O gosto e a facilidade com que explicava a Matemática ter-se-á revelado em Beja ainda enquanto adolescente e aprofundado num colégio no Estoril, até 1942. Como docente na FCUL, em 1947, foi o primeiro a lecionar Álgebra Moderna e Topologia Geral em Portugal, e, posteriormente nos anos 1960’s, foi determinante no ensino da Análise Superior e Funcional, para o que redigiu cursos que estão disponíveis livremente e ainda hoje se consultam com proveito.

Em 1963 foi nomeado presidente da Comissão para a modernização do ensino da Matemática no 3.º ciclo dos liceus, e inicia, no ano seguinte, a orientação das turmas piloto e a publicação do influente Compêndio de Matemática e do seu Guia, livros que, juntamente com a Geometria Analítica Plana e o Compêndio de Álgebra, ambos adoptados no ensino oficial, ainda hoje são uma referência.

Conforme salienta uma professora de Matemática que trabalhou com ele,


Sebastião e Silva valorizava muito estes aspectos da linguagem e acreditava que as dificuldades em Matemática resultavam principalmente de deficiências na comunicação e na leitura, além da má compreensão dos conceitos mais básicos. (...) A melhor homenagem que podemos fazer a José Sebastião e Silva é acreditar no valor social e formativo da Matemática e ensiná-la com paixão.” Y. Lima (1997).



Sebastião e Silva, 4.º a contar da direita, à esquerda de Fréchet, em Lisboa, em 1942.

O Cientista

Embora seja vago o significado da palavra “cultura” podemos dizer que a cultura científica resulta precisamente da síntese dos dois termos complementares: a teoria e a prática. E, mesmo quanto à cultura geral, que inclui os aspectos filosófico, literário, artístico e humano, tem-se verificado que a sua ausência prejudica seriamente a formação de bons técnicos e de bons cientistas. E mais ainda a de bons dirigentes.” J. Sebastião e Silva (1964).

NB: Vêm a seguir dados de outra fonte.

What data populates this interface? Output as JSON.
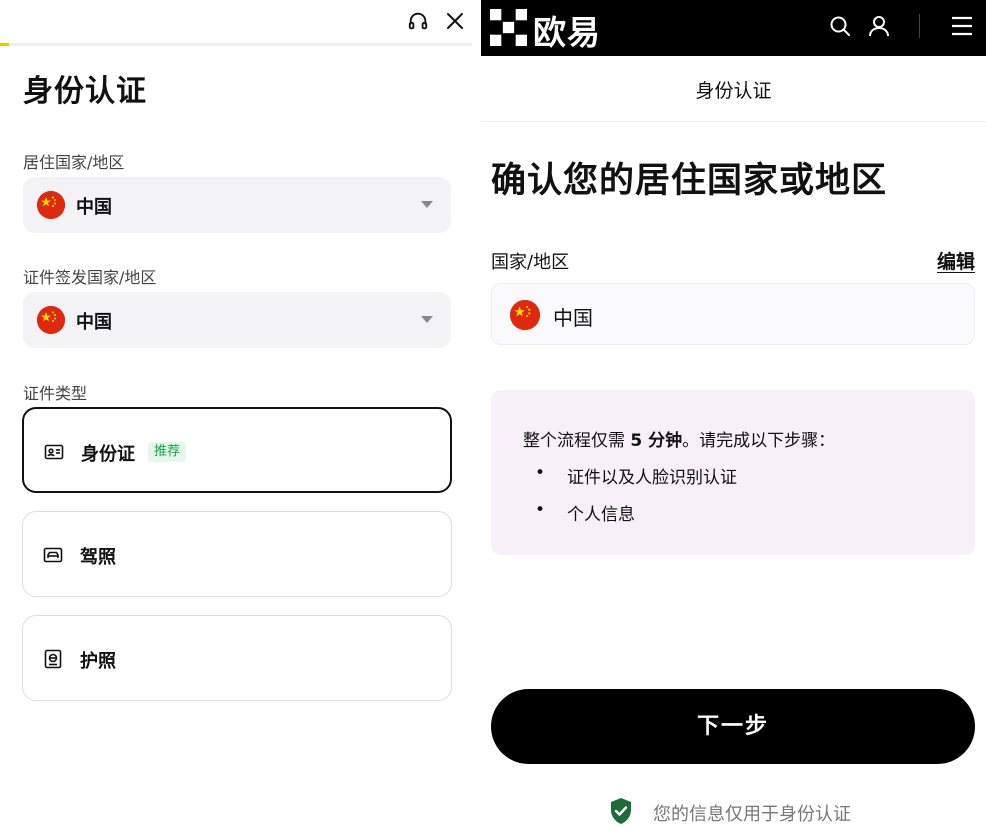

Nas suas primeiras publicações na Portugaliae Mathematica, de 1940 em diante, introduziu um método numérico para as raízes de polinómios, que foi testado inicialmente em Roma no Istituto per le Applicazioni del Calcolo e ainda hoje é citado, e tratou de questões de Topologia Geral, resolvendo uma questão colocada por Fréchet, que conheceu em Lisboa em 1942. No seu período romano, onde conheceu F. Enriques, F. Severi, G. Castelnuovo, L. Fantappié e M. Picone, apresentou os seus trabalhos de investigação, em lógica e fundamentos da Matemática e em Funcionais Analíticos nas Academias científicas romanas, em cujas revistas publicou.

Em 1952 foi nomeado Diretor do CEML, anexo à FCUL no âmbito do IAC a quem submeteu, no ano seguinte, uma proposta de regulamento do Instituto Português de Matemática, e desenvolveu investigação em Análise Funcional, acompanhando e participando nos desenvolvimentos contemporâneos e formando jovens discípulos. Em 1955, na sequência das ideias da sua tese, que influenciaram o trabalho de G. Köthe e de A. Grothendieck, introduziu os espaços localmente convexos (LN*), os espaços de Silva. Na década seguinte, motivado pelas aplicações à Física, desenvolveu uma teoria das ultradistribuições com vista ao cálculo operacional e tornou-se, em 1961, consultor do Laboratório de Física e Engenharia Nucleares de Sacavém.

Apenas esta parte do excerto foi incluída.